Centreville resident frustrated at lack of tax money records
The state lost the paperwork, but nobody realized what this actually meant until Amos Green of Centreville came along.
Green, a businessman, wanted to know how elected offi- cials in his town spent property tax money under the tax increment funding or TIF, program. This money is intended to increase the overall tax base by temporarily deferring or rebating property taxes to spur new development.
But Centreville wouldn’t tell him anything about who got TIF grants, Green said. They ignored his Freedom of In- formation request, even after the office of the state Attorney General sent a letter to Mayor Mark Jackson and other city officials stating they must provide the data.
Green, 61, who owns a consulting company, got on his computer and learned that municipalities must file annual TIF reports with the state comptroller’s office. When he checked for Centreville, he found that for the last 18 years, the city has failed to file an annual TIF report.
Failure to file is supposed to lead to a hefty fine. There were none.
Green wanted to know why the city hadn’t been fined and was told in an email from Adam Alstott, the deputy general counsel for the comptroller’s office, “Our policy has been to send out fines notifications after the government reports are received (late). City of Centreville has not sub-
mitted their TIF reports, so they have not yet been sent a fine notification.”
At his home in Golden Garden, a Centreville neighborhood, Green laughed and asked, “Why would they file reports if they knew they would be fined? Better to just leave it be.”
But an inquiry by the News-Democrat into Centreville’s failure to file annual TIF reports turned up a statewide problem — that many communities’ reports were either missing or never filed at all, according to comptroller’s spokeswoman Jamie Dunn.
Since Tuesday, employees in the comptroller’s office have been going through a process to determine which cities have been filing their TIF reports and which have not.
The problem, said
Dunn, is that when a search in some cases was made, “Documentation was not around. It was missing.”
The comptroller’s office still doesn’t know the extent of the missing reports.
TIF has long been criticized as a way for politicians to give money to their friends and political cronies. The reporting law was enacted so that taxpayers and taxing districts know where the funds are going.
Dunn said the goal of the comptroller’s office is to get local TIF communities into compliance with the reporting regulations and not necessarily to levy fines, although that is part of the law.
Because Dunn was commenting after only a few days had elapsed since the BND’s inquiry, coming up with a list of other communities that have failed to file the annual reports was not possible. But she said the problem was “overall” and Centreville was undoubtedly not the only community that failed to file.
Dunn said that when the current state comptroller, Susan Mendoza, took office in December 2016, they didn’t realize that cities weren’t filing their TIF reports, or that some reports were missing. “We need to get our ducks in a row and move ahead,” she said.
Green was the recipient of a Centreville TIF rebate of 75 percent of his property taxes on the $100,000 house he built in 2014. Under TIF laws, the grants are good for the life of the TIF, which is typically 17 years. He became concerned when, according to his calculations, he was being shorted about $3,000.
The city’s failure to respond to his FOIA request for financial data was disturbing, Green said.
Jackson, the mayor, did not respond to requests from the BND for comment. During the day he works full-time as a U.S. mail carrier in St. Louis.
It’s not known how much TIF money Centreville — which USA Today listed as the poorest community in the country — takes in or distributes.
“How is any citizen going to find out who got paid what?” said Green. “Officials could be putting money in their pockets and who would know?”

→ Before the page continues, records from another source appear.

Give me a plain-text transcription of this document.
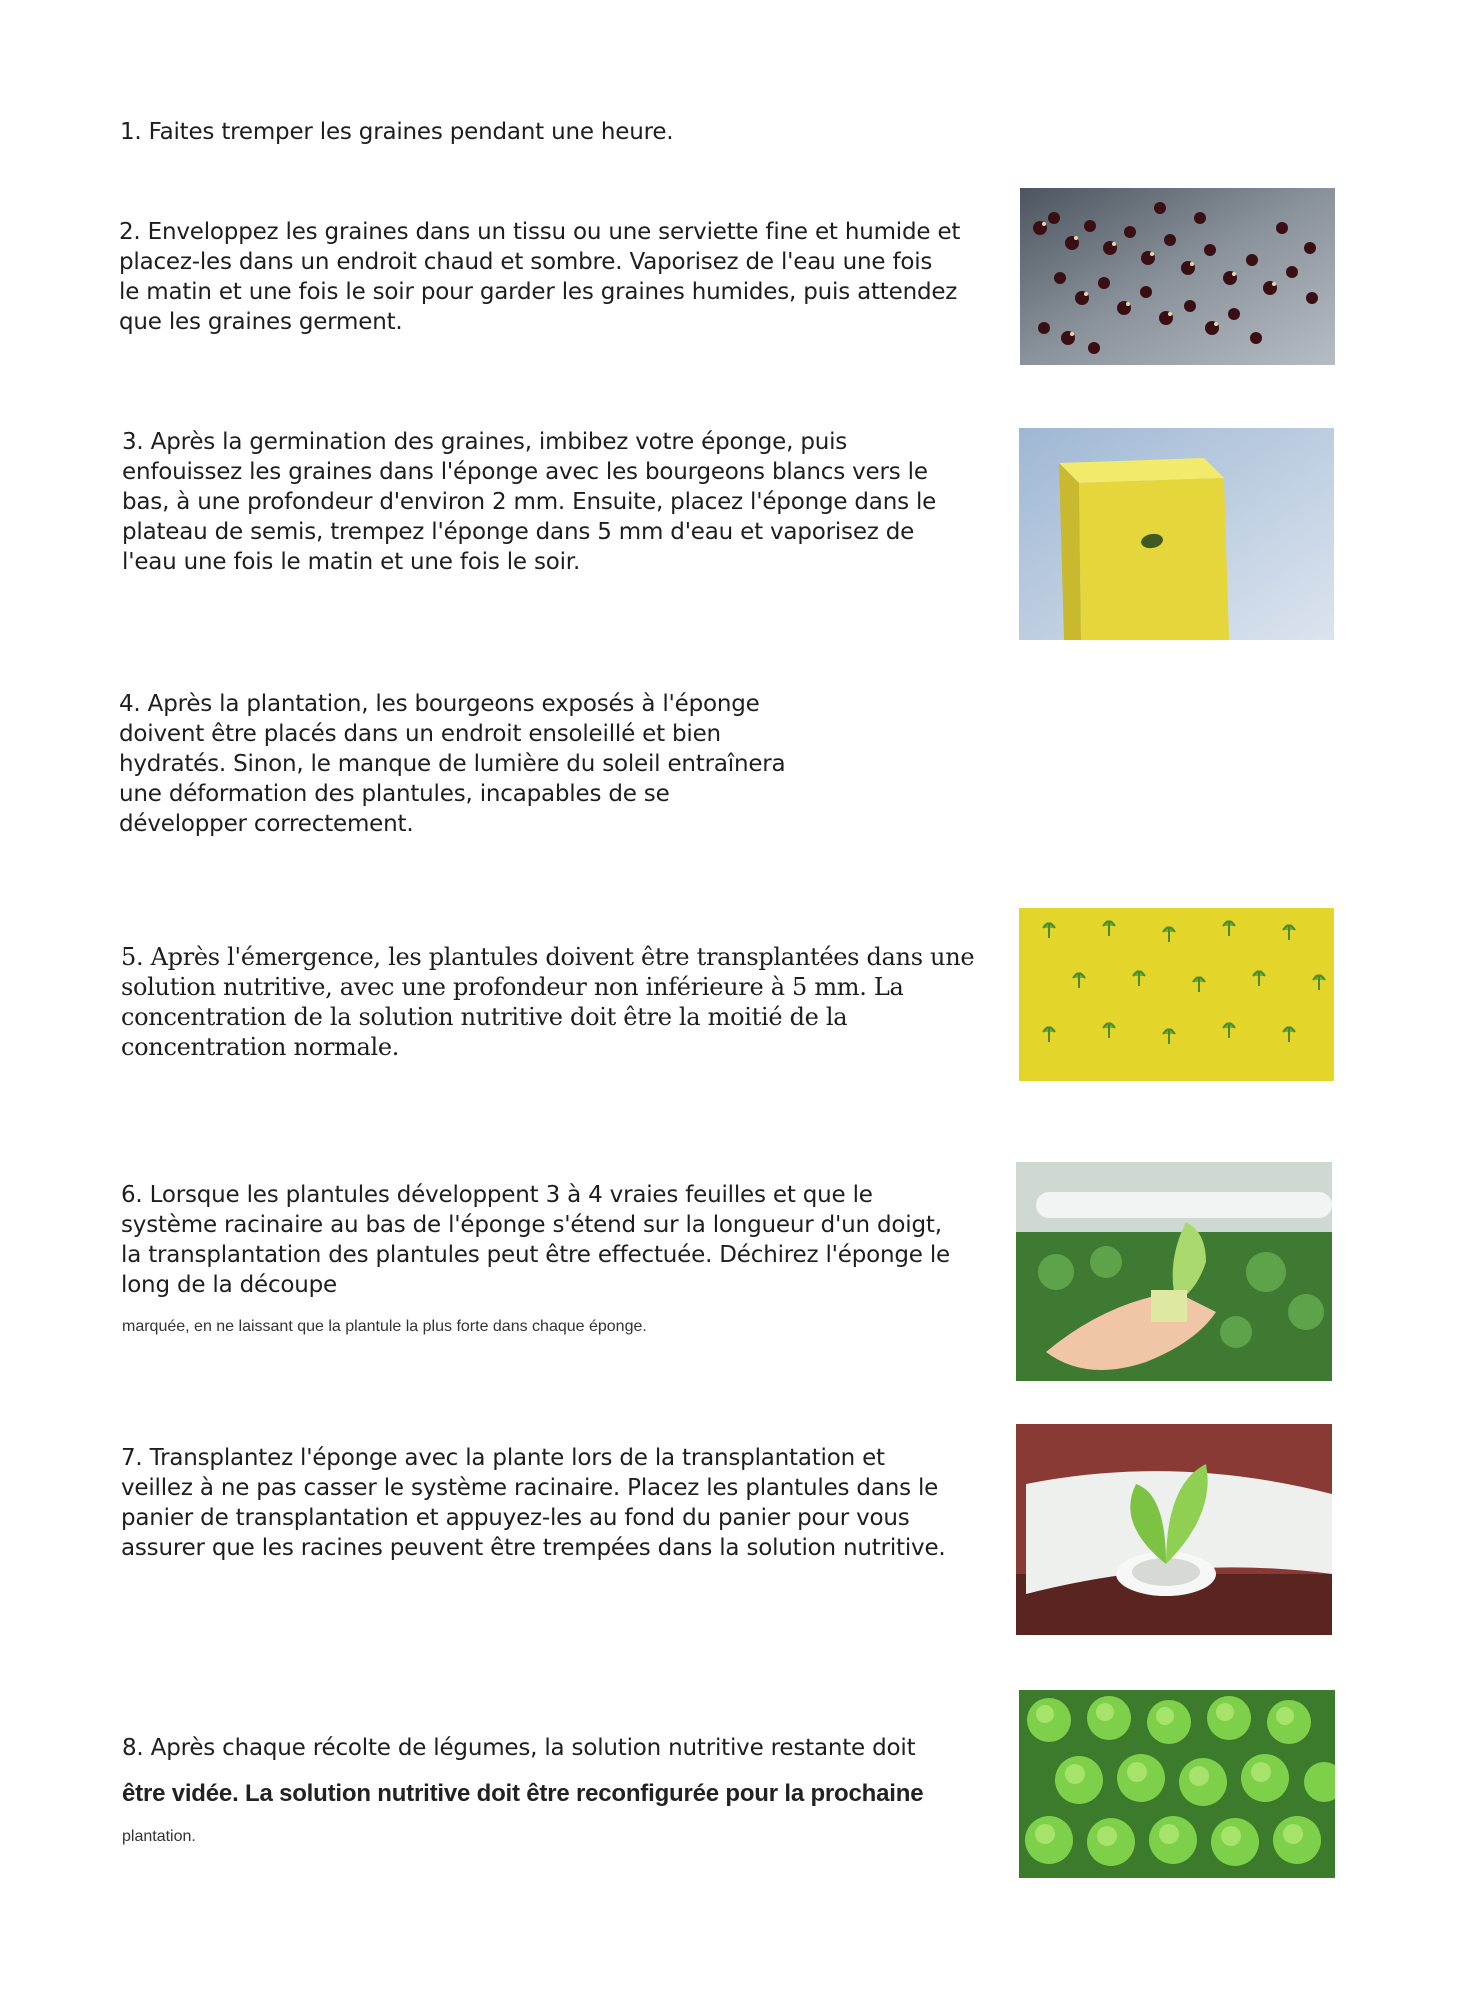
1. Faites tremper les graines pendant une heure.

2. Enveloppez les graines dans un tissu ou une serviette fine et humide et
placez-les dans un endroit chaud et sombre. Vaporisez de l'eau une fois
le matin et une fois le soir pour garder les graines humides, puis attendez
que les graines germent.

3. Après la germination des graines, imbibez votre éponge, puis
enfouissez les graines dans l'éponge avec les bourgeons blancs vers le
bas, à une profondeur d'environ 2 mm. Ensuite, placez l'éponge dans le
plateau de semis, trempez l'éponge dans 5 mm d'eau et vaporisez de
l'eau une fois le matin et une fois le soir.

4. Après la plantation, les bourgeons exposés à l'éponge
doivent être placés dans un endroit ensoleillé et bien
hydratés. Sinon, le manque de lumière du soleil entraînera
une déformation des plantules, incapables de se
développer correctement.

5. Après l'émergence, les plantules doivent être transplantées dans une
solution nutritive, avec une profondeur non inférieure à 5 mm. La
concentration de la solution nutritive doit être la moitié de la
concentration normale.

6. Lorsque les plantules développent 3 à 4 vraies feuilles et que le
système racinaire au bas de l'éponge s'étend sur la longueur d'un doigt,
la transplantation des plantules peut être effectuée. Déchirez l'éponge le
long de la découpe

marquée, en ne laissant que la plantule la plus forte dans chaque éponge.

7. Transplantez l'éponge avec la plante lors de la transplantation et
veillez à ne pas casser le système racinaire. Placez les plantules dans le
panier de transplantation et appuyez-les au fond du panier pour vous
assurer que les racines peuvent être trempées dans la solution nutritive.

8. Après chaque récolte de légumes, la solution nutritive restante doit

être vidée. La solution nutritive doit être reconfigurée pour la prochaine

plantation.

A three-page Oct. 22 letter from the Attorney General’s Office stated that, “It is a fundamental obligation of government to operate openly and provide public records as expediently and efficiently as possible in compliance” with state open records laws.
The letter stated that not only did Centreville government leaders fail to respond to Green, but they also failed to make any response to the state when ordered to provide the requested financial data.
Instead, the Attorney General’s Office closed the case, leaving Green to hire a lawyer to file a motion in St. Clair County Circuit Court to order the city to comply and turn over the information.
“That would cost thousands and take months even if I could find a lawyer who would take the case,” Green said.
He did get some response from the city. It was in the form of a treasurer’s report from the
July 2017 Finance Committee meeting.
The report listed checks paid by the city to various vendors and individuals by date, amount and check number, but left out a crucial bit of information — the name of the person getting the payment.
Amos Green, who lives in the Golden Garden neighborhood in Centreville, has been trying to find out who receives tax increment funding (TIF) grants in Centreville. When he checked with state officials, he learned Centreville hadn’t filed an annual TIF report for the last 18 years.